Tell us about your top U.S. Supreme Court or federal appeals court victory over the past year and how you and your team achieved the win.
For 45 years since passage of the Clean Water Act, parties have not known whether to challenge CWA rules in federal district court or courts of appeals, so they filed in both then litigated over which had jurisdiction, wasting time and money. Statutory language suggests most cases go to district court; but the U.S. advocated for court of appeals jurisdiction and courts agreed. In National Association of Manufacturers v. U.S. Department of Defense the Court granted certiorari over U.S. opposition and unanimously agreed with our clients that their challenge to the “Waters of the United States Rule” belongs in district court, providing a clear litigation path. Our close analysis of statutory language, context, and structure produced a clear jurisdictional rule, replacing decades of costly confusion.
How did your firm approach appellate success over the past year?
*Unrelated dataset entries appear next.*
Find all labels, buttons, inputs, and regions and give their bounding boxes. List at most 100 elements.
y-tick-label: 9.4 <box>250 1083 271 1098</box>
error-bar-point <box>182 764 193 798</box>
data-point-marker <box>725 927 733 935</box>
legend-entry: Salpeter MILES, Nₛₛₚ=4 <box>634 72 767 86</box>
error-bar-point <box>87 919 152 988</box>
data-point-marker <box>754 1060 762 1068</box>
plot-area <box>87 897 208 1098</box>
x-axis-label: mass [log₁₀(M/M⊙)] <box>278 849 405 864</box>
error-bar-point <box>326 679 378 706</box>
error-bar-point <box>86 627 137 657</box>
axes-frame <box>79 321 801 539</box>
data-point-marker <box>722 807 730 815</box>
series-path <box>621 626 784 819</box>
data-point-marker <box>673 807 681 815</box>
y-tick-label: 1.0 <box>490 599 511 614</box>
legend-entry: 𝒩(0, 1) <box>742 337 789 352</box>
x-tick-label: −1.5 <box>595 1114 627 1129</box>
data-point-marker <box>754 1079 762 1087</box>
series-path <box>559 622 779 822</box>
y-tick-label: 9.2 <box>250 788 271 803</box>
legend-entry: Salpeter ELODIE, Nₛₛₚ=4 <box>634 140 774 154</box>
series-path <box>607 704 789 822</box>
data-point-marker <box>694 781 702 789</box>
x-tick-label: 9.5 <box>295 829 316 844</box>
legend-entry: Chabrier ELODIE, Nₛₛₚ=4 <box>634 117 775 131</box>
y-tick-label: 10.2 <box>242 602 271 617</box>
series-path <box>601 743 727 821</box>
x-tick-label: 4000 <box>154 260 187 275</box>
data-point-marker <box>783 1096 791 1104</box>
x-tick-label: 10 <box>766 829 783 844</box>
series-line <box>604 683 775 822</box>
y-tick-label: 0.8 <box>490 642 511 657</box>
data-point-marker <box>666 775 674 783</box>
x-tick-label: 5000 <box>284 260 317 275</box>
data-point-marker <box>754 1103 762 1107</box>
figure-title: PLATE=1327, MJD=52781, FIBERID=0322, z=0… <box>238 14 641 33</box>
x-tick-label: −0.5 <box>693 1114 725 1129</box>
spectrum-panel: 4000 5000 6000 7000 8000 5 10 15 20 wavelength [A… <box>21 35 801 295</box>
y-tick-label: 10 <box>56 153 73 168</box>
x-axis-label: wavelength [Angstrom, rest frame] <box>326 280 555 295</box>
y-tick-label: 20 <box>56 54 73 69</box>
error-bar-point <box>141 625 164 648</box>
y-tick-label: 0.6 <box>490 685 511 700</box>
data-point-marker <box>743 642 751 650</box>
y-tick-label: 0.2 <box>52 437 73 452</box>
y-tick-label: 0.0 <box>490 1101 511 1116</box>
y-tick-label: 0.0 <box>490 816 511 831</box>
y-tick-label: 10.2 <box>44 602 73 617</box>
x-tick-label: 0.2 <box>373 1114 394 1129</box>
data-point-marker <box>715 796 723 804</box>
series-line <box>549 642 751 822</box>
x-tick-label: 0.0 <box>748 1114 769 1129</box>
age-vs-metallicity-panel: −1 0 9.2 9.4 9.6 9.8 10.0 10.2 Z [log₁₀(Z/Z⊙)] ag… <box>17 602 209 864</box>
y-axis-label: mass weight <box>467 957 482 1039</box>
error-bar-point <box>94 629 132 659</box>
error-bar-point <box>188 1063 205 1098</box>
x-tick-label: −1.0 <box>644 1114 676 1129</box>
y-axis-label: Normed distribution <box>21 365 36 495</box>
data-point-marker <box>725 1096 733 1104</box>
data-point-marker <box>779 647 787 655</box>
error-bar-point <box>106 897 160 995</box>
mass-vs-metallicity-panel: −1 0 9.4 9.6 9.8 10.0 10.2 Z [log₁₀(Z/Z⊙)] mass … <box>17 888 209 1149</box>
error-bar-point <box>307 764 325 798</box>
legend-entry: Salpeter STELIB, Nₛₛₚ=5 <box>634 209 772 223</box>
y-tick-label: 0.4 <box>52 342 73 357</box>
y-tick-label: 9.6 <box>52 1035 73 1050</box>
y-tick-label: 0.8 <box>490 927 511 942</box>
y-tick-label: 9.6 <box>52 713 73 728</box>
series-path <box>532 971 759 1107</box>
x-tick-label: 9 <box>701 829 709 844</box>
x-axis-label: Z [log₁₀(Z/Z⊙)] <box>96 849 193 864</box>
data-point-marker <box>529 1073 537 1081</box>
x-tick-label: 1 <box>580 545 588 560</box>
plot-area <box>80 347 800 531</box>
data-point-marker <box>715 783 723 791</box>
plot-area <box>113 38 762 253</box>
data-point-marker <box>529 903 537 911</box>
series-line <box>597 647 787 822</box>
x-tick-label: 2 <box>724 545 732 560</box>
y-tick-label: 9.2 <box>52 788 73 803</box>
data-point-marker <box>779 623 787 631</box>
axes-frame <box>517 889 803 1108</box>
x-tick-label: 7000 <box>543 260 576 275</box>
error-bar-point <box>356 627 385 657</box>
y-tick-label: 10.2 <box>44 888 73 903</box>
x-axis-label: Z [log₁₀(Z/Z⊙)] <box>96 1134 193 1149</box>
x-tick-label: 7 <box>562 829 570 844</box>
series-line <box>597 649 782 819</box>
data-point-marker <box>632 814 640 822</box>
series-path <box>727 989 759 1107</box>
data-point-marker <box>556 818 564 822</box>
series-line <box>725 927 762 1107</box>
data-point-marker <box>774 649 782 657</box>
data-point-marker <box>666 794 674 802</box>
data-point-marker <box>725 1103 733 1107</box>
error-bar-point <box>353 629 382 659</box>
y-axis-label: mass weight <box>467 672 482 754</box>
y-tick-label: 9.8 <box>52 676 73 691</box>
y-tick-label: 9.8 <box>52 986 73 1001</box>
Think ahead. In NAM we believed the Court had not resolved the jurisdictional issue because parties who file in both courts are “winners” whatever the outcome. We held NAM, one of 18 clients, out of the court of appeals filing, eliminating that barrier to certiorari.
What practice advice would you give to your younger self?
Carve out the time to research and draft a good brief, put it aside, then carve out more time to self-edit, focusing on readability and clarity. Constructing well-crafted briefs takes time and it is the basis for everything else you will do in practice.
Responses submitted by Timothy Bishop, a partner at Mayer Brown.